Le origini dei valdesi risalgono al medioevo: intorno al 1170 Valdo (o Valdesio), mercante di Lione, a seguito di una profonda crisi spirituale, decide di seguire l’esempio di povertà e perfezione evangelica degli apostoli al seguito di Cristo.
Di poco antecedente a san Francesco, Valdo non intendeva opporsi alla Chiesa, ma pensava di contribuire al suo rinnovamento dall’interno seguendo l’esempio degli apostoli. Intorno a lui si costituirà, infatti, la piccola comunità dei “poveri in spirito”.
Egli decide di far tradurre in lingua volgare (della Linguadoca), e copiare, brani della Bibbia. I “poveri” coinvolgono inoltre nella predicazione anche le donne, suscitando così scandalo e reazione nella chiesa del tempo.
La loro proposta si estende in breve oltre le Alpi raggiungendo l’Italia settentrionale. Qui raccolgono l’eredità della dissidenza religiosa lombarda sino ad allora rappresentata principalmente dagli “arnaldisti” e dai “catari”. Nascono così i “poveri lombardi”.
Nonostante sia oggetto di repressioni e persecuzioni iniziate con la crociata contro i catari, fra il XII e il XVI secolo il movimento prosegue l’opera di testimonianza centrata sulla fedeltà al Vangelo e sulla povertà della Chiesa espandendosi nella nostra penisola, nella Provenza, in Germania e nelle Fiandre. Nelle Alpi Cozie le prime tracce di presenza valdese si hanno agli inizi del XIII secolo. Nell’Italia meridionale si assiste, sotto il regno angioino, all’insediamento di valdesi probabilmente provenienti dai feudi francesi.

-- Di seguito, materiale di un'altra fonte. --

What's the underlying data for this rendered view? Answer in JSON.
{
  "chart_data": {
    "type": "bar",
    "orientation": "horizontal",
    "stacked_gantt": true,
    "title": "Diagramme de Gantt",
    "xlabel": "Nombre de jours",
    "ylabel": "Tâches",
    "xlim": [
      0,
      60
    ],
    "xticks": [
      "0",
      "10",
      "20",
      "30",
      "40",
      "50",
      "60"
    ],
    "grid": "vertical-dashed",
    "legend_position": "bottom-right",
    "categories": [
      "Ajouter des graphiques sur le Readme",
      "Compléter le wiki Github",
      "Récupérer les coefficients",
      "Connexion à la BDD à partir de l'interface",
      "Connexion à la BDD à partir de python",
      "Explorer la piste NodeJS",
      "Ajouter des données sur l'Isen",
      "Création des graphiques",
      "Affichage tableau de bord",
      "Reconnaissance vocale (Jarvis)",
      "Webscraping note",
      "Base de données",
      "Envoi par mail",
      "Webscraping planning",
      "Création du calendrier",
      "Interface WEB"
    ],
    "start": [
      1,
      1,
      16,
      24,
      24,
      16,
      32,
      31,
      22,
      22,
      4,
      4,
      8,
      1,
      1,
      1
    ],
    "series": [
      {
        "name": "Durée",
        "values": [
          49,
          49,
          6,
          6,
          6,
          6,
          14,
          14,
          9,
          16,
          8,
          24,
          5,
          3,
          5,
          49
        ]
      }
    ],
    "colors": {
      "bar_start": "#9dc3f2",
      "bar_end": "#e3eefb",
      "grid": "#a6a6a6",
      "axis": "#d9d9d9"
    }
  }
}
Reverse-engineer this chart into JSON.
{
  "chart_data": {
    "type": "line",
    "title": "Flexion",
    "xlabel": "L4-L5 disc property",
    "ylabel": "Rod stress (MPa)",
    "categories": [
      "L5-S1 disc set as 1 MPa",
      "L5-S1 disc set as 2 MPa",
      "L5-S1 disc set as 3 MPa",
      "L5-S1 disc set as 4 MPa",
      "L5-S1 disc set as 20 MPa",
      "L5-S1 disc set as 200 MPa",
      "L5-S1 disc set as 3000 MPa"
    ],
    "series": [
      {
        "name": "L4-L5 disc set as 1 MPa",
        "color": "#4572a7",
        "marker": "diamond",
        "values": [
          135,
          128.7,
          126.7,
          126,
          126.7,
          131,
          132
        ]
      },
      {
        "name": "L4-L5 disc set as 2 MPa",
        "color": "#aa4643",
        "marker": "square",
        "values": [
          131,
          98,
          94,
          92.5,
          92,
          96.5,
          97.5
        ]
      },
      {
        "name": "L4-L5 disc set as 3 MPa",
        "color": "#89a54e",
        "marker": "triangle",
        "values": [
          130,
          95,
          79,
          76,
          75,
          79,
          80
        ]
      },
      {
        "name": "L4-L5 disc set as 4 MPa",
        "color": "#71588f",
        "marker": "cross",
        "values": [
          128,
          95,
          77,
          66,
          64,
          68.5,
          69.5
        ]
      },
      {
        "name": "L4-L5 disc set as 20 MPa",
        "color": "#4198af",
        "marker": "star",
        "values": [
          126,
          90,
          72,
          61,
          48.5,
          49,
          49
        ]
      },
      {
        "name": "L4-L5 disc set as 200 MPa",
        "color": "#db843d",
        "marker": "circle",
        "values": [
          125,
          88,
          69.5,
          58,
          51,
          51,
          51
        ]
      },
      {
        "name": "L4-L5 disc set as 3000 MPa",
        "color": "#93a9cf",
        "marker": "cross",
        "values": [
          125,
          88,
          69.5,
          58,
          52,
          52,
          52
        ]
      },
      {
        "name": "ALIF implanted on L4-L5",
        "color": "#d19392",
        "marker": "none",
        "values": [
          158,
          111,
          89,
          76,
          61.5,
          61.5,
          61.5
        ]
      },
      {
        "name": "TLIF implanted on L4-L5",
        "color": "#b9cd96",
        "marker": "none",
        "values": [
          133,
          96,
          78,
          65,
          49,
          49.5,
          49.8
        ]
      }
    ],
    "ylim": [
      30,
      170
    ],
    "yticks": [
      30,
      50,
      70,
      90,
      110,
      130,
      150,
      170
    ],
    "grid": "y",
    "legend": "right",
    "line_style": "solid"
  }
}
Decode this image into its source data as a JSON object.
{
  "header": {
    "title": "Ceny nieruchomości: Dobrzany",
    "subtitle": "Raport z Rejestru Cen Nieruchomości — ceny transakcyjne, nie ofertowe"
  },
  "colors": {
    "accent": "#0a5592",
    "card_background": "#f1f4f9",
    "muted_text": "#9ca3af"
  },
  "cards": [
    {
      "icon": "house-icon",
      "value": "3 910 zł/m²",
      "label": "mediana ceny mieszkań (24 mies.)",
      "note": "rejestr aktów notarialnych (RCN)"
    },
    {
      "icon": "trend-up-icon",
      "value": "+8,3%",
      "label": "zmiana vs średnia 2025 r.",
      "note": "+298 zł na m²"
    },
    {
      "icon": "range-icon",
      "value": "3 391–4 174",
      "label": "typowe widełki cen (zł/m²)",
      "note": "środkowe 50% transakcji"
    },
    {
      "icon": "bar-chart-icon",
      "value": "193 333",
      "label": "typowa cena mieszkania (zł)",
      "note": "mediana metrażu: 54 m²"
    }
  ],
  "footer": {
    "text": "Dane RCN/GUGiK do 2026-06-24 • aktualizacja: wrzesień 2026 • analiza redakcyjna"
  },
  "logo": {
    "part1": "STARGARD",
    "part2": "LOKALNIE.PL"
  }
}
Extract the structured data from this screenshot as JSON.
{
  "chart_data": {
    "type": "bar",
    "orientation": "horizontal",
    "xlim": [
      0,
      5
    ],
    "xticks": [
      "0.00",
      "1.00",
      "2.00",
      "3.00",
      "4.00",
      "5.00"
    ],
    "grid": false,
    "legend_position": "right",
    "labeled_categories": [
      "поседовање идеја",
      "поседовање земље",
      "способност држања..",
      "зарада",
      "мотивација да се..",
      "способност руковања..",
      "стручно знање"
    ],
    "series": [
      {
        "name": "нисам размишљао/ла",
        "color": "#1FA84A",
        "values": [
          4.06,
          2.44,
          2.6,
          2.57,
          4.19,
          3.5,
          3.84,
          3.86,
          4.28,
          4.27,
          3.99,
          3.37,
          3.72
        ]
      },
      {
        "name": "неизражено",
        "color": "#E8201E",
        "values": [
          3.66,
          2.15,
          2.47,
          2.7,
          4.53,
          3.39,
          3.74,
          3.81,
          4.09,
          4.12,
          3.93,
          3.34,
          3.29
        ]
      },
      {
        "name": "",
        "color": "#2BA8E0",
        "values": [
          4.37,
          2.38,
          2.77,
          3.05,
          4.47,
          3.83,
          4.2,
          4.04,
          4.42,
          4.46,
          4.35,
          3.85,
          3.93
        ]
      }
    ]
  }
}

Nel 1532 i valdesi aderiscono alla Riforma protestante organizzandosi in comunità alternative alla Chiesa di Roma.
Le repressioni da parte delle forze della Controriforma iniziano nel 1561 con la distruzione delle comunità in Calabria e culminano nel 1655 con le “Pasque piemontesi” che vedono l’occupazione delle valli del Pinerolese e il massacro della popolazione valdese.
I valdesi trascorrono oltre tre decenni in esilio nei Paesi riformati tentando ripetutamente, ma senza successo, il ritorno alle loro terre. Nel 1689, complice il capovolgimento della situazione geopolitica europea, una spedizione di un migliaio di uomini intraprende una marcia forzata che porta i valdesi a riconquistare le terre dalle quali erano stati cacciati (Il “Glorioso rimpatrio”).
A seguito dell’editto di reintegrazione, per oltre un secolo e mezzo le valli riconquistate costituiscono il ghetto nel quale i valdesi sono costretti a vivere, isolati dalla realtà tanto italiana quanto francese. Si intensificano tuttavia i legami con i paesi protestanti che assicurano la formazione dei pastori e contribuiscono alla scolarizzazione della popolazione delle valli con largo anticipo rispetto a quanto avviene nel resto della Penisola.
Nel 1848, con le “Lettere patenti” emanate dal re Carlo Alberto, i valdesi e gli ebrei acquistano dignità al pari degli altri cittadini e possono liberamente professare la loro fede e partecipare alla vita pubblica.